We all got back to work and it was a good time to start on the broncs. The high country camp men packed salt and watched for cows with “brisket,” a disease from the high elevation. They put out horse tracks everyday. As with most high country outfits, the time to start those broncs was in July, when it was as warm as it would be in that range. We had been prowling after the Fourth, as most of the cattle were in the high country. But it was a riding job so we were always on horseback, which was good. Jud had taken over the ramrod position since Bill John went to run an outfit at Clayton, New Mexico. One day when we were catching fresh horses, we could tell he couldn’t figure what powder to shoot. Then he lit up like a light bulb as we finished saddling up. He told us to hit a trot and find the mares and colts and see how they were doing! He said he’d seen ‘em a month ago up around the state line. The fact was that the grass was lush everywhere, the elk kept big holes in the fence and that all the pastures were big, so, who knew where they were? Ronny, Frosty and I covered lots of country looking for the mares and their colts. It was pleasant as there was green grass, cool weather and we were a-horseback. We would cut their sign, but we knew they were okay and somewhere on the outfit.
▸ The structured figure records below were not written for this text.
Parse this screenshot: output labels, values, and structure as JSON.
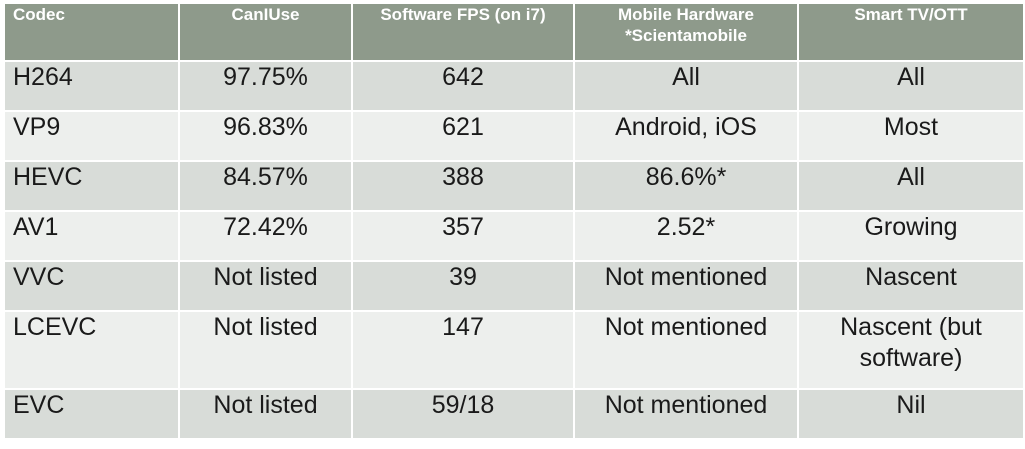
{
  "table": {
    "headers": [
      "Codec",
      "CanIUse",
      "Software FPS (on i7)",
      "Mobile Hardware *Scientamobile",
      "Smart TV/OTT"
    ],
    "header_mobile_line1": "Mobile Hardware",
    "header_mobile_line2": "*Scientamobile",
    "rows": [
      [
        "H264",
        "97.75%",
        "642",
        "All",
        "All"
      ],
      [
        "VP9",
        "96.83%",
        "621",
        "Android, iOS",
        "Most"
      ],
      [
        "HEVC",
        "84.57%",
        "388",
        "86.6%*",
        "All"
      ],
      [
        "AV1",
        "72.42%",
        "357",
        "2.52*",
        "Growing"
      ],
      [
        "VVC",
        "Not listed",
        "39",
        "Not mentioned",
        "Nascent"
      ],
      [
        "LCEVC",
        "Not listed",
        "147",
        "Not mentioned",
        "Nascent (but software)"
      ],
      [
        "EVC",
        "Not listed",
        "59/18",
        "Not mentioned",
        "Nil"
      ]
    ]
  },
  "colors": {
    "header_bg": "#8e9a8b",
    "header_text": "#ffffff",
    "row_odd": "#d8dcd8",
    "row_even": "#edefed",
    "cell_text": "#1a1a1a"
  }
}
About the second day we rode in around 6:00 p.m. and were unsaddling. We had just put our saddles on the racks in the saddle house with our wet blankets on top, rolled a smoke, and Jud drove up to quiz us about our luck at finding the mares. He knew they were out there and we knew it was just busy work, but when we said we were getting closer he said, “Ah, hell, there’s an ocean on both sides of ‘em, so they’re okay.”
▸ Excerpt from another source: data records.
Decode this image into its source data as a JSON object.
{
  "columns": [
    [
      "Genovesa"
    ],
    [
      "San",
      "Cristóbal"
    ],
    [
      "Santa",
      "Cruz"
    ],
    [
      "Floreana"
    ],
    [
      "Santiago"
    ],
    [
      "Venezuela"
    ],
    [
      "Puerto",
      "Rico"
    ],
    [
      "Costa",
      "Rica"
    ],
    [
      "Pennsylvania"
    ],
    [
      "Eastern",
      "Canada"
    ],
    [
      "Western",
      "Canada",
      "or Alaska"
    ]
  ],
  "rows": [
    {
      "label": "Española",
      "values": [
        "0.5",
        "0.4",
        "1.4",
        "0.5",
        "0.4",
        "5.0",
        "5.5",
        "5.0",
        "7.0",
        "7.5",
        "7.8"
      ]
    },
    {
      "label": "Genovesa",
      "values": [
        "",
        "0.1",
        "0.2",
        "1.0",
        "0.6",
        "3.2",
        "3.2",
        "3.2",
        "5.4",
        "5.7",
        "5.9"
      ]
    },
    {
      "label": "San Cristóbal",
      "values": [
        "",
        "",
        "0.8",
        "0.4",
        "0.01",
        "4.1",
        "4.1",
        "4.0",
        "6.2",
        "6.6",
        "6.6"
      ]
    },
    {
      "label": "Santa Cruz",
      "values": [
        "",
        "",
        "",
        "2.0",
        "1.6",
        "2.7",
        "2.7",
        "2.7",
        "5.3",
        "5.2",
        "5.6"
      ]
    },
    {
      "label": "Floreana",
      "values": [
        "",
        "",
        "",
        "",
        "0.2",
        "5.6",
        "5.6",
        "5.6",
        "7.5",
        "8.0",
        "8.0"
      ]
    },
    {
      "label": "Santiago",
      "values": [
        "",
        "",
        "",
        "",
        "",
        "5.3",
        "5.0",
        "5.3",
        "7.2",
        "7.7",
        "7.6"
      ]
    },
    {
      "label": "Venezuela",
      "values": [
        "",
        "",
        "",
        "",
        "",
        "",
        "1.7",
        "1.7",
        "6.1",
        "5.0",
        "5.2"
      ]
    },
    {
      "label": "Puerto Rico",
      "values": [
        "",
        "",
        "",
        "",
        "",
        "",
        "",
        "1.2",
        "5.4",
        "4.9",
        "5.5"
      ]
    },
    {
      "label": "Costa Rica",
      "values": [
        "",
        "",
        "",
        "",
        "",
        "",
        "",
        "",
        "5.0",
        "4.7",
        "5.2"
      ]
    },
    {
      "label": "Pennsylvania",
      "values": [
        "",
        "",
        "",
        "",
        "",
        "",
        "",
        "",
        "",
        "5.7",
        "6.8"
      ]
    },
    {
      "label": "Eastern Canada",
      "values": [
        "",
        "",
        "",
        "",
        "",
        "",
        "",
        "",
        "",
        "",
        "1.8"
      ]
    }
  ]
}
It was time to start riding the broncs to replenish the remuda! Ronny was the bronc stomper, and Jud told me to “swamp” for him. That meant for me to help him forefoot, get them saddled and after Ronny made the first few rides, I would put some miles on them. Starting around August 1st, Ron and I met at the saddle house, saddled a couple of top mounts and hit a high trot to the Castle Rock Camp, seven or eight miles west of headquarters. Castle Rock was a big camp with corrals, houses etc., all of big logs in the middle of a beautiful open area. There were patches of big pines at the foot of the Vermejo Mountains, and it looked like everyone’s idea for the setting of the “dream” ranch. Ron and I came into one of the big traps, gathered those broncs and hit the corrals with them the first try without spilling them. They were just past two years old, had been slightly halter-broke when weaned, and besides being castrated in June, were out in the big range. They didn’t realize it was time for them to earn their way on the Vermejo and they’d find out soon that they were here for a purpose. So one at a time we tied up a hind leg, sacked them out, put a saddle on them and Ron stepped aboard. He liked riding those colts. He could ride a bucking horse but still had a way with those young horses. After a few saddles, I would start putting a ride on them after I’d helped him saddle a new one. Just before noon I’d go to the camp house to get the wood cook stove going and we’d have some fried taters and elk. Then we’d wash it down with fresh coffee and back to the broncs. We kept our bedrolls and some groceries at the camp house with a pickup, so we could come to headquarters a couple times a week. Ron and I enjoyed each other’s company as we rode those colts out through the pines and on bigger circles up in the aspens. We talked about Will James, Kit Carson and many more of our heroes who had put out tracks in that same range. We kept a couple of our top mounts over at Castle Rock but we went through most of August riding those young horses and putting miles on them. We were in a mighty pretty mountain range, always seeing elk, deer, turkey, and pretty often, bear. It was a good August and one I’ll never forget.